Recall that Bitcoin’s trajectory for 2023 has been with a bullish undertone. It commenced the year with a strong bullish sentiment and the price rose by 47% within the first month of the year, setting the tone for the following weeks.
The rise of the flagship cryptocurrency was characterised by typical declines, with support and resistance levels impacting the price change. Bitcoin’s price dropped to $19,569 in March after climbing over $25,000 for the first time since August 2022. Many analysts identified the climb above $25,000 as a significant move to confirm the end of the bear market.
Another phase of the bullish trend returned to the Bitcoin market in the middle of June. The digital asset gained over 58% in about four weeks during that period, as the price surpassed the $30,000 level for the first time since June 2022.
Data shows that Bitcoin’s price at the end of June was $30,469, marking a yearly gain of over 83%. Now, the majority of the digital asset’s proponents consider this time a consolidation and accumulation opportunity with the anticipation of a bull run ahead of the next Bitcoin halving, which comes up in 2024.
How Bitcoin outpaced other major assets in H1 2023
Data from renowned crypto reporter Wu Blockchain shows that Bitcoin’s value increased by 83.8% in the first half of 2023, ranking first and exceeding other major world assets by a significant margin.
In the second position is the Nasdaq index, whose value increased by 31.7%. Followed by Nikkei225 Index (27.19%), Germany DAX Index (15.98%), Euro Stoxx 50 Index (15.96%), S&P 500 Index (15.91%) respectively.
A 37% drop in value puts natural gas in the bottom position following the fall in the prices of other energy sources.
Also, a Market Watch report says crypto-related exchange-traded funds skyrocketed in the first half of 2023, outperforming other United States-listed ETFs. In a phone interview with the Finance media, Aniket Ullal, head of ETF data and analytics at CFRA, confirmed that the top 15 ETFs in terms of performance this year have exposure to crypto or blockchain.
How Bitcoin was able to outperform other assets
In the first half of the year, the crypto market dealt with the effect of the FTX collapse and last year’s collapse of several crypto-related firms.
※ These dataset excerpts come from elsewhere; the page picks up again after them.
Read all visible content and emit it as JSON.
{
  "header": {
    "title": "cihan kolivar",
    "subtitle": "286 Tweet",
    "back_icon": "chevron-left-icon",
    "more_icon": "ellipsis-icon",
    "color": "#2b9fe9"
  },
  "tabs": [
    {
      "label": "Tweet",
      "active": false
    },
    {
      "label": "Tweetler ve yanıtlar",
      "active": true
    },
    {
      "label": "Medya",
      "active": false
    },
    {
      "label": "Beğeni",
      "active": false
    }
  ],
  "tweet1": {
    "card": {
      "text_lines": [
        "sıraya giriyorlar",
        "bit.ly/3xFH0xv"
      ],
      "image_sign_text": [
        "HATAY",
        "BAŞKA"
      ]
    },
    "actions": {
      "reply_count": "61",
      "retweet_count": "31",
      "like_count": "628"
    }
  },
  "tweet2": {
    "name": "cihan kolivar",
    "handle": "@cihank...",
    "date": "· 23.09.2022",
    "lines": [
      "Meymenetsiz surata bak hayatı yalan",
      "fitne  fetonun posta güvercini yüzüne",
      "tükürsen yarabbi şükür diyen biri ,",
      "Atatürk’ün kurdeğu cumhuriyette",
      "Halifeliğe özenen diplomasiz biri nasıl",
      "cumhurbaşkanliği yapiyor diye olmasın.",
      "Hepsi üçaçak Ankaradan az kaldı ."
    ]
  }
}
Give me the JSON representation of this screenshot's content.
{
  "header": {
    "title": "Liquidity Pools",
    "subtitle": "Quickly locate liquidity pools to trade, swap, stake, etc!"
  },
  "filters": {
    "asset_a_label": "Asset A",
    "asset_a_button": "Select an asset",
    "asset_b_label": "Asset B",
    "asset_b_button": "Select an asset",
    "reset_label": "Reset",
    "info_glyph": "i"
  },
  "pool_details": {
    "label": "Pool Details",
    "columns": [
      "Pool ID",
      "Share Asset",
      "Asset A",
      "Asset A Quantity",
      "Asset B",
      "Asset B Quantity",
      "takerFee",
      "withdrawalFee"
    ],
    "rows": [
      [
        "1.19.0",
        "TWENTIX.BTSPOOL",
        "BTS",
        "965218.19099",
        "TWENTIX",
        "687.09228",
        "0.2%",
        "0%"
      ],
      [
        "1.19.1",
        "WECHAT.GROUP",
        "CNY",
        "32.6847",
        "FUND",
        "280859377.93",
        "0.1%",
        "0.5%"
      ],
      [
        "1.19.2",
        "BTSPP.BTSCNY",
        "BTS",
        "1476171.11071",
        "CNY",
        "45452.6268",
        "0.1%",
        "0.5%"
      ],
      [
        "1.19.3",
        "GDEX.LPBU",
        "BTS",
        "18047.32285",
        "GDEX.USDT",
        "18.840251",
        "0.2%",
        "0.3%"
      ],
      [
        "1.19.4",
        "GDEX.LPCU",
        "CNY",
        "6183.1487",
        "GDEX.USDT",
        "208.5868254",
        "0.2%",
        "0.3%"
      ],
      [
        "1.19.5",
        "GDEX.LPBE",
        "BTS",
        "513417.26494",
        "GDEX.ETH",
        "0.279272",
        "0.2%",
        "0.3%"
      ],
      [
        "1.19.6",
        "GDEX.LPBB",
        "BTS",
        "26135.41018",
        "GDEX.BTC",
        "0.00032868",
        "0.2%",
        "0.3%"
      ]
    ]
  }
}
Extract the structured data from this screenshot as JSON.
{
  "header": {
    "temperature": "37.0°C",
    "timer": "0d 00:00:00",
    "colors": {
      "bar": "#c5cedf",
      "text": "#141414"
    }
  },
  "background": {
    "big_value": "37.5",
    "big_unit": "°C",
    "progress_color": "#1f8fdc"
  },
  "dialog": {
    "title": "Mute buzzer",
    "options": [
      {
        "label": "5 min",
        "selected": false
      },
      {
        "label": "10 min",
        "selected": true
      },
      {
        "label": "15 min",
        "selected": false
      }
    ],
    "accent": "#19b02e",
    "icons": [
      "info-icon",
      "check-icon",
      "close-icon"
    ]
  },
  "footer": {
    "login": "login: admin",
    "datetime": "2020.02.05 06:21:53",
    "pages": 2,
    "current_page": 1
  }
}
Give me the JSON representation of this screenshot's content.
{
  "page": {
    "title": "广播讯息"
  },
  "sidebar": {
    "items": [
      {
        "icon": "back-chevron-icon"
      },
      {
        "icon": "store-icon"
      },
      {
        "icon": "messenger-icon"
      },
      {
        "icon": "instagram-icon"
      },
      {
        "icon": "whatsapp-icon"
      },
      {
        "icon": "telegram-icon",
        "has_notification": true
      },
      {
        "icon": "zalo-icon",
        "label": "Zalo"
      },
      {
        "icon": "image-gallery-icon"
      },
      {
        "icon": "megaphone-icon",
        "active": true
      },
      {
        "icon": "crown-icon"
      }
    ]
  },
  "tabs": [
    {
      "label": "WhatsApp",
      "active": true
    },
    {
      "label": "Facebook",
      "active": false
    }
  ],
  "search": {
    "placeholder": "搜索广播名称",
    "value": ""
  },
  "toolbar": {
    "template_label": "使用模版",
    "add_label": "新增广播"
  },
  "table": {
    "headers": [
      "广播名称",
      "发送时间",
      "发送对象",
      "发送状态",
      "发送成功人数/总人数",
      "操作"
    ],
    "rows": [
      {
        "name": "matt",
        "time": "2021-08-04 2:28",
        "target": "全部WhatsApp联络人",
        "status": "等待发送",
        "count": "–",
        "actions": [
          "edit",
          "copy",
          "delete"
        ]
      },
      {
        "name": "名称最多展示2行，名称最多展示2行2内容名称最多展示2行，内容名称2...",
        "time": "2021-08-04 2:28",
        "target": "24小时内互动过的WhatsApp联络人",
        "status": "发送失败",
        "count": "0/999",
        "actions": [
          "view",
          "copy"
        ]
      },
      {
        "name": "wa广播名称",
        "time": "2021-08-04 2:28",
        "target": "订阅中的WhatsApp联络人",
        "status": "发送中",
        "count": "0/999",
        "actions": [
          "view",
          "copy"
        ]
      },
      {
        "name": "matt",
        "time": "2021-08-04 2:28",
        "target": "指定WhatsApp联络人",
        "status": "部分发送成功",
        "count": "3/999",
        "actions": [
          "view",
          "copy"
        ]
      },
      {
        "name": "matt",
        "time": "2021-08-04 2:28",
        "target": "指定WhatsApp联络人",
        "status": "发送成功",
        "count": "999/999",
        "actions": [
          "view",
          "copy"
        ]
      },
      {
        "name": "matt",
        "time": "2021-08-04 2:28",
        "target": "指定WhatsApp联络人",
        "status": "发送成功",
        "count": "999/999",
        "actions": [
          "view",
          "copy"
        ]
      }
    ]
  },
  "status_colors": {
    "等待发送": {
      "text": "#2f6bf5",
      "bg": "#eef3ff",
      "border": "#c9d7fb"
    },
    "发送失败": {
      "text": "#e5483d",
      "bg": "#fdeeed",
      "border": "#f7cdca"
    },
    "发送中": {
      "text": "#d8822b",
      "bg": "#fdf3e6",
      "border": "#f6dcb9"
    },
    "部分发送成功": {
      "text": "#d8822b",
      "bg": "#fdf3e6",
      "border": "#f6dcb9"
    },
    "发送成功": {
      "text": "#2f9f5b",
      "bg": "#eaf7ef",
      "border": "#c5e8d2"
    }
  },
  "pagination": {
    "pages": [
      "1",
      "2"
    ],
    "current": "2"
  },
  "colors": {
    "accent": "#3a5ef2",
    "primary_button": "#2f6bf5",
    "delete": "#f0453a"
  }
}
However, the space soon shrugged those concerns off as the industry witnessed renewed institutional demand.
On June 15, BlackRock, the largest asset management firm in the world with around $10 trillion worth of assets under management, applied for a Bitcoin spot ETF. This move triggered other institutions like Fidelity and others to file a similar application for a spot ETF.
Amid these events, BTC’s price nearly doubled from around $16,000 to above $31,000, outperforming other earlier mentioned significant assets like gold, S&P 500, Nikkei 225 index, and others.
Also, the first half of 2023 has witnessed the emergence of Ordinals on the Bitcoin blockchain network. The Ordinals Inscriptions are similar to NFTs as it allows the inscriptions of text, audio, and images into the smallest denomination of a Bitcoin, Satoshi.
At the peak of its craze, Ordinals pushed Bitcoin’s average daily transactions to a record high, leading to higher network fees. This is demonstrative of the huge effect the innovation has had on Bitcoin.
What is next?
Experts have predicted that despite the SEC’s recent lawsuits, the crypto market will continue to push that aside and soar amidst renewed institutional investors’ interest.
As BTC continues to dominate the charts and media headlines, the flurry of Bitcoin ETF applications will propel more crypto whales into buying, thereby improving the general sentiment in the market.